One hundred years ago this month, on Nov. 11, 1919, King George V of England hosted a public gathering at Buckingham Palace to mark the one-year anniversary of the signing of the armistice ending World War I and to remember those who died in the effort.

In so doing, he started a tradition that lives on a century later, in various forms, in most of the countries involved in that conflict.

In the United States, which already had a history of celebrating Memorial Day (or Decoration Day, in some locations) to honor the war dead, Armistice Day became Veterans Day and a tribute to all those who served in the military.

Several years ago, the editors and publishers of Pamplin Media Group decided to begin writing profiles of veterans living in the communities served by our print and digital publications.

In the first couple of years there was an effort to profile World War II veterans, many of whom were in their late 90s.

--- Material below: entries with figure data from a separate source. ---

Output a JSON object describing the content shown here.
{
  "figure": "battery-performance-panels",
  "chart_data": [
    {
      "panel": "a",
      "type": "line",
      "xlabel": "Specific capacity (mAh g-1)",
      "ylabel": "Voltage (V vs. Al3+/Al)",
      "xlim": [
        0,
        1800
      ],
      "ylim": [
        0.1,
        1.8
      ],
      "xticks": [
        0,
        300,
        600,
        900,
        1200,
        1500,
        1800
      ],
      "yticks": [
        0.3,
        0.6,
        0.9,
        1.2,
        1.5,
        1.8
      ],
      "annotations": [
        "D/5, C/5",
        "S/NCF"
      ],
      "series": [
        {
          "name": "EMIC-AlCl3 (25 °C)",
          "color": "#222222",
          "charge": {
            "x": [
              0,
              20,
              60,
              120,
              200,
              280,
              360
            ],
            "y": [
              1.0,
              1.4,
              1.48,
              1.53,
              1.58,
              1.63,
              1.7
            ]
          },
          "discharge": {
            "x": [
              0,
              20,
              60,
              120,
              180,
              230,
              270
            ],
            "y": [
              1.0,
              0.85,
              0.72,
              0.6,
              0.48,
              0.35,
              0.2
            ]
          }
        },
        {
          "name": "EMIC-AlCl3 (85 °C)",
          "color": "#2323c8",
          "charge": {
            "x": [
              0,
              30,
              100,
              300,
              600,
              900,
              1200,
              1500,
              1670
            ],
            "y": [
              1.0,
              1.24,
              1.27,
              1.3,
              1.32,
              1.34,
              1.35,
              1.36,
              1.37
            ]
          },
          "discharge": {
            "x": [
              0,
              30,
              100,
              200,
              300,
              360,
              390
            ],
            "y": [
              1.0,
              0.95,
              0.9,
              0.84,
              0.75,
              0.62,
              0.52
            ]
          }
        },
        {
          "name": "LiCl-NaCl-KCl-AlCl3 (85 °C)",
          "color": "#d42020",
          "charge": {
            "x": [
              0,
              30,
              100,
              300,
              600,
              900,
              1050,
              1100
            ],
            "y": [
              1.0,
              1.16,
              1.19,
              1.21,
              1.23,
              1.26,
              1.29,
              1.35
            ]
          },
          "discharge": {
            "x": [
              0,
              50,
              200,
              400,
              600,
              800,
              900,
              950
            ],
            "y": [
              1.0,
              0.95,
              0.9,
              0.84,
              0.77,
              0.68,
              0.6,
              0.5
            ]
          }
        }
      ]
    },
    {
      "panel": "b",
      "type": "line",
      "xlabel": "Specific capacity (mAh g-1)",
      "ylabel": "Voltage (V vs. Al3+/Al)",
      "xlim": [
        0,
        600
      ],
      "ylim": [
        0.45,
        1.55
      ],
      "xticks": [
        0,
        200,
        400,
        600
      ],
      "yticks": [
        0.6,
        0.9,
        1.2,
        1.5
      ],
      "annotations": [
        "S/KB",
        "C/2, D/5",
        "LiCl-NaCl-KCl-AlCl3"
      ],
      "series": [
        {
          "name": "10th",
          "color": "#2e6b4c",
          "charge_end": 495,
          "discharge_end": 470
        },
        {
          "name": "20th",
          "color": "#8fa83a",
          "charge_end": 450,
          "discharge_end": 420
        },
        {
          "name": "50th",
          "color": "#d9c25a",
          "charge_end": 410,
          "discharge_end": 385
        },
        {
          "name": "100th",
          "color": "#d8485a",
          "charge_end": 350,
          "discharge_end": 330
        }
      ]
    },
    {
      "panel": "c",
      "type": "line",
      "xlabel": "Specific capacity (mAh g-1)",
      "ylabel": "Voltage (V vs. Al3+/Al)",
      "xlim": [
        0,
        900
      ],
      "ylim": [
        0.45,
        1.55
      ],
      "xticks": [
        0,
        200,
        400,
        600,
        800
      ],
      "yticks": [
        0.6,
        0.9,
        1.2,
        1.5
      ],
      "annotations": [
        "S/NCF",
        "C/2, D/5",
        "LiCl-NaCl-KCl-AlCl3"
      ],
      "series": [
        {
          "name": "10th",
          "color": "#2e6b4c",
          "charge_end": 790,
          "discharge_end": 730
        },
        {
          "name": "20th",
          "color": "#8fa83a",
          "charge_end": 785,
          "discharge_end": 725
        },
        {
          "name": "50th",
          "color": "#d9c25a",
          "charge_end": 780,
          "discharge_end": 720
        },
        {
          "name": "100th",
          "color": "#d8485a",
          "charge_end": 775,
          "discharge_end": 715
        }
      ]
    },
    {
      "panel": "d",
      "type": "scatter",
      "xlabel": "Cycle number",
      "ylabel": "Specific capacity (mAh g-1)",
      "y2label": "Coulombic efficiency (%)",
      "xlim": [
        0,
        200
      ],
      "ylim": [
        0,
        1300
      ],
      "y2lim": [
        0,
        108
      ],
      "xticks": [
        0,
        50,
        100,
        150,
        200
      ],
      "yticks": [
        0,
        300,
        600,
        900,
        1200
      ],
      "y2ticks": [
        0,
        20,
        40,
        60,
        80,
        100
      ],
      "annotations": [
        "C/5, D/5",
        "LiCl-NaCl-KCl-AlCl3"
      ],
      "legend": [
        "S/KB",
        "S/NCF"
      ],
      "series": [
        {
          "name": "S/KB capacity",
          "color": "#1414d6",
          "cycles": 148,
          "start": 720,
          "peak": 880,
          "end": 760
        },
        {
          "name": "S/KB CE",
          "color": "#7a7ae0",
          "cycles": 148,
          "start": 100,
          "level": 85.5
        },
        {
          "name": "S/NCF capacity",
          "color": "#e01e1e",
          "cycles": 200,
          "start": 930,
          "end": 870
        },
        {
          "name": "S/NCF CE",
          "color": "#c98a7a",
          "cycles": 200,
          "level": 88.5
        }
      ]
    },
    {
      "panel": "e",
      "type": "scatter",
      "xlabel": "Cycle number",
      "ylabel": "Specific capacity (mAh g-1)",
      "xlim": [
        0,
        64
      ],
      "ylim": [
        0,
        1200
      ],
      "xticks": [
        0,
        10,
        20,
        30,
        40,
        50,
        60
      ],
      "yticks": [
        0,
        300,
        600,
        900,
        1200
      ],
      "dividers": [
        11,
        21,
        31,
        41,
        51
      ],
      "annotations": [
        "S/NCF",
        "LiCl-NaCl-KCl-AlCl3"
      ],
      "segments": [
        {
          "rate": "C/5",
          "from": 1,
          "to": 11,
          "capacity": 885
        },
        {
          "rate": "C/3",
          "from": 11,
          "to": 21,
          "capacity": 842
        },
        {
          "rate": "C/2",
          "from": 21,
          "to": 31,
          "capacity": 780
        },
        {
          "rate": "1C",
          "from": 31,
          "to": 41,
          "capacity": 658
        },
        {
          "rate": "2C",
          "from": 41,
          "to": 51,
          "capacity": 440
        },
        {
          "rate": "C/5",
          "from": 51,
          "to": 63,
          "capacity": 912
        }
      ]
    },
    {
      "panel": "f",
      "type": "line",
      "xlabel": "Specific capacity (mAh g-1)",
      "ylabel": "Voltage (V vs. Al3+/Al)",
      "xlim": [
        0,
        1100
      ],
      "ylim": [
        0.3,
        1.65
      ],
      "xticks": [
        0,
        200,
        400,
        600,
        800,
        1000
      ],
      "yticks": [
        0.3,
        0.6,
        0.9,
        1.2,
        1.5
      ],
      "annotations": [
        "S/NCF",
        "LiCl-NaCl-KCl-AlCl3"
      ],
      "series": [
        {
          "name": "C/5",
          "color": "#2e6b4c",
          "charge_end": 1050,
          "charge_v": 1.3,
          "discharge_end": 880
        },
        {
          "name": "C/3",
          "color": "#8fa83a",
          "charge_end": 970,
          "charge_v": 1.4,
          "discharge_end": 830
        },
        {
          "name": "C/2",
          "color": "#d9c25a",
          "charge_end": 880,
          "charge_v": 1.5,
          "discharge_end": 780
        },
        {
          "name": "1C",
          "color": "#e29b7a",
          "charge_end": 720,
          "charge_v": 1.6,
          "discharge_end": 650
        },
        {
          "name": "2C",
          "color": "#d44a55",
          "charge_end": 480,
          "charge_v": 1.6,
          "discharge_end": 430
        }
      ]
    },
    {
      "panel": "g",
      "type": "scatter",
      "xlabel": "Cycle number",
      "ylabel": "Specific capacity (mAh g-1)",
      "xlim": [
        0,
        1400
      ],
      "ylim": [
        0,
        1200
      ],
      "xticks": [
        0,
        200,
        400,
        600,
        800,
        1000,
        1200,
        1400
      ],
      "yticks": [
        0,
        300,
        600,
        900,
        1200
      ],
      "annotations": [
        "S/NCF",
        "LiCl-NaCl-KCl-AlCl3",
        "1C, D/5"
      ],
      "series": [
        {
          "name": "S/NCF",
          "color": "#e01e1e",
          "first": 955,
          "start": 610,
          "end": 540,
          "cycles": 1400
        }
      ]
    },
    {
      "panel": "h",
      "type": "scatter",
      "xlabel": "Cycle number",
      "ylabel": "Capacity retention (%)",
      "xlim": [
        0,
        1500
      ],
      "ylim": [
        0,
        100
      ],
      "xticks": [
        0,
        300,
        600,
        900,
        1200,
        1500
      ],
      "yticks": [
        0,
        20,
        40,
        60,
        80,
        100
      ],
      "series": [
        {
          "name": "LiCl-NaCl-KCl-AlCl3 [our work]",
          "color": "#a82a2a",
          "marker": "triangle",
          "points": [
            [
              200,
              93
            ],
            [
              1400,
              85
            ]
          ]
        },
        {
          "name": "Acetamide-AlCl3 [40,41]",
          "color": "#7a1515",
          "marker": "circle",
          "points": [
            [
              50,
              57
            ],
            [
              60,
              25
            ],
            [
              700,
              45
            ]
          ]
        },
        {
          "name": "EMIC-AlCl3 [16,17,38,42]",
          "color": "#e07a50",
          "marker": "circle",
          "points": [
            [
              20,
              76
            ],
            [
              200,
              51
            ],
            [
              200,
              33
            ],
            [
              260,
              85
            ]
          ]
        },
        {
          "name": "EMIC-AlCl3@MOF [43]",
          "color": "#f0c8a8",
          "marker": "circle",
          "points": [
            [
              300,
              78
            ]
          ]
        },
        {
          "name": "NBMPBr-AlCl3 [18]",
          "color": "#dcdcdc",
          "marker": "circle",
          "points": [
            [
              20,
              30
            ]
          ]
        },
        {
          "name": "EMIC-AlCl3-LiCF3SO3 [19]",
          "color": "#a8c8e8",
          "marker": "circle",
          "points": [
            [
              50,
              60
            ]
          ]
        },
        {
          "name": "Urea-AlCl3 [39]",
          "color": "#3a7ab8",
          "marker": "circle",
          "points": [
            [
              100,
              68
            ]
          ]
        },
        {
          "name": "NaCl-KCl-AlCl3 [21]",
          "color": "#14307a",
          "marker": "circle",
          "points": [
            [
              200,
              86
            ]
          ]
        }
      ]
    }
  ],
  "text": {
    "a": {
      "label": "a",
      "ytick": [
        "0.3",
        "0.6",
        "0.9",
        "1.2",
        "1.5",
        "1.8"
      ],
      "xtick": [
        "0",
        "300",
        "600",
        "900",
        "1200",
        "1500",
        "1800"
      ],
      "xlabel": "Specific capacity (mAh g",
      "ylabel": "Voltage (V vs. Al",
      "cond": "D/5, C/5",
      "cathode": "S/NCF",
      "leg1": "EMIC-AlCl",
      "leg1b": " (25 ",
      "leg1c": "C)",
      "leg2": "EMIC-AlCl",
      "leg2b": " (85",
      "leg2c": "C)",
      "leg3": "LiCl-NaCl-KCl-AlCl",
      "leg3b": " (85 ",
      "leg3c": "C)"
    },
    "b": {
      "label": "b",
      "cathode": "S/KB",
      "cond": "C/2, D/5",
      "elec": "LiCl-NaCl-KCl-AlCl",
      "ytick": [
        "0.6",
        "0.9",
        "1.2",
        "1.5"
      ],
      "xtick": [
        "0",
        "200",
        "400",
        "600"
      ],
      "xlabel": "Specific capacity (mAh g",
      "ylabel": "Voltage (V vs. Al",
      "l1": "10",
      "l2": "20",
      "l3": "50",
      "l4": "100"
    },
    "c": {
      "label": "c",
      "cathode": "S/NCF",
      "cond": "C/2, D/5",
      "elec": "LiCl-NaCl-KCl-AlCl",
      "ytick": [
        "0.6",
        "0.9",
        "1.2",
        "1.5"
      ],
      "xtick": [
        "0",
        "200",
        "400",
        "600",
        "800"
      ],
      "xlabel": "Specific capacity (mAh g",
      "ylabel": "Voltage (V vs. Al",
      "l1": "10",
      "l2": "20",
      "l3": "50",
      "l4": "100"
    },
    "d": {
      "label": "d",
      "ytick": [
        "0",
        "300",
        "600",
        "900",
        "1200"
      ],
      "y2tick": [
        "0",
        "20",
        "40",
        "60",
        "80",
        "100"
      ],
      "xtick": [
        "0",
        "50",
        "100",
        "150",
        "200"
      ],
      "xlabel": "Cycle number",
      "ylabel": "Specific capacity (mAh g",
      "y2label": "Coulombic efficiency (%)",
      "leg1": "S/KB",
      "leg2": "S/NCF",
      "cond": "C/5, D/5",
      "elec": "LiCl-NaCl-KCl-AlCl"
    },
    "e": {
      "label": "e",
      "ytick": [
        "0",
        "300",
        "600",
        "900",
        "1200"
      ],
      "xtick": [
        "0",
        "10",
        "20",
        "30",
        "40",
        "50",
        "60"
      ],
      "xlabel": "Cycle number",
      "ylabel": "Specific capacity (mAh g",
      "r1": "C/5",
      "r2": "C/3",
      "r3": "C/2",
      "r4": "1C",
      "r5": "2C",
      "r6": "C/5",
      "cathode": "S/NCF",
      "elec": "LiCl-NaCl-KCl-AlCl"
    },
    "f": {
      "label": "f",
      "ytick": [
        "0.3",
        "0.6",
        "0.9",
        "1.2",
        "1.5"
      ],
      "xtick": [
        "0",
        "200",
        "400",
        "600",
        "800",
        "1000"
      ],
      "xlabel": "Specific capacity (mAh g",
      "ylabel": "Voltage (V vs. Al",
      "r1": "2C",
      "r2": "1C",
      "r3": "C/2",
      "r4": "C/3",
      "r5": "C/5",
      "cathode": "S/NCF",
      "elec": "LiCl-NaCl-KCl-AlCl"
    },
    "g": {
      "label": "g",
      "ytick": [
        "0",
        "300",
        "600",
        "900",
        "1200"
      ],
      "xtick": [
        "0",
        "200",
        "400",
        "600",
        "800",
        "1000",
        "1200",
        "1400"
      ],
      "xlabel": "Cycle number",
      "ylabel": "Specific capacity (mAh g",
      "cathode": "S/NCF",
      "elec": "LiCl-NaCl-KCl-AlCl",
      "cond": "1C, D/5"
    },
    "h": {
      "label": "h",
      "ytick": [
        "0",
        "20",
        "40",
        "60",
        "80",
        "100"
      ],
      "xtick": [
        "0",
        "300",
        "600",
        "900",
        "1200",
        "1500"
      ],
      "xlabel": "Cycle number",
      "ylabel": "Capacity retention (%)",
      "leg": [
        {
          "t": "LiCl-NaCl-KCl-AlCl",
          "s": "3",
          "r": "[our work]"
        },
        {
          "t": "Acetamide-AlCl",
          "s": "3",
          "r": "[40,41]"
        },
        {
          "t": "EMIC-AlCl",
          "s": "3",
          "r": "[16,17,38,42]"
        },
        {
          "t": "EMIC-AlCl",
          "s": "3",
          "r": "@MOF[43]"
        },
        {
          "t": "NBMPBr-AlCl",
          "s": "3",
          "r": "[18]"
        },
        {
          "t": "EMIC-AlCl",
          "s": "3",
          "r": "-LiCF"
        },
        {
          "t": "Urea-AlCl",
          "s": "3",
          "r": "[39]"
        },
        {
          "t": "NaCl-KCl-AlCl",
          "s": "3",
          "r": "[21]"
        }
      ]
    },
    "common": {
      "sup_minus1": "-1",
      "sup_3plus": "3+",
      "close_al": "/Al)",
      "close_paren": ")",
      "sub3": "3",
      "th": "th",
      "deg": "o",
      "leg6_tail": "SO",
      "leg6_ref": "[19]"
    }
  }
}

Many from that Greatest Generation cautioned against glorifying their service, echoing the assessment of William Tecumseh Sherman, the union Civil War general who famously said “War is hell. You cannot qualify war in harsher terms than I will. War is cruelty, and you cannot refine it.”

Many balked at the notion that they were heroes.

Still, within their varied experiences was a common theme about those who found purpose in a noble shared effort that was applauded around the world.

Since then, our profiles have expanded to reflect the diversity of those who have served in the U.S. military. The 2019 edition of Salute to Veterans, which is inserted in print editions of Pamplin papers this week, features profiles of a few WWII veterans, but also the men — and, notably, women — who served in Korea, Vietnam, the Gulf War, Afghanistan and in the reserves.

They include Mike Burton, a former Oregon legislator and director of Metro, the regional government, whose life was torn asunder by his experiences in Vietnam. Today, Burton serves as a counselor for other vets.

Their stories show the complexity of service to country. Some veterans shared fond memories: the camaraderie that comes from living (and, at times, fighting) in close quarters; the value of living in foreign lands; and the skills they learned along the way.

A few recounted true acts of bravery. But many also showed a different kind of courage by talking candidly about their struggles to deal with the trauma they were exposed to; the toll their service took on their personal lives; and even questions they had about the value of their missions.

A poll released by the Pew Research Center in July found 64% of veterans believe the war in Iraq “was not worth” the cost we paid. That dissatisfaction, interestingly, was slightly higher than that of Americans who did not serve. A slightly lower majority of veterans (58%) said the war in Afghanistan was not worth fighting.

The conversations we had with more than two dozen local veterans reflect those differing opinions. Our hope is that by sharing their varied experiences, we will bring a greater understanding of the challenges veterans face while we continue the century-old tradition of honoring their service to their country.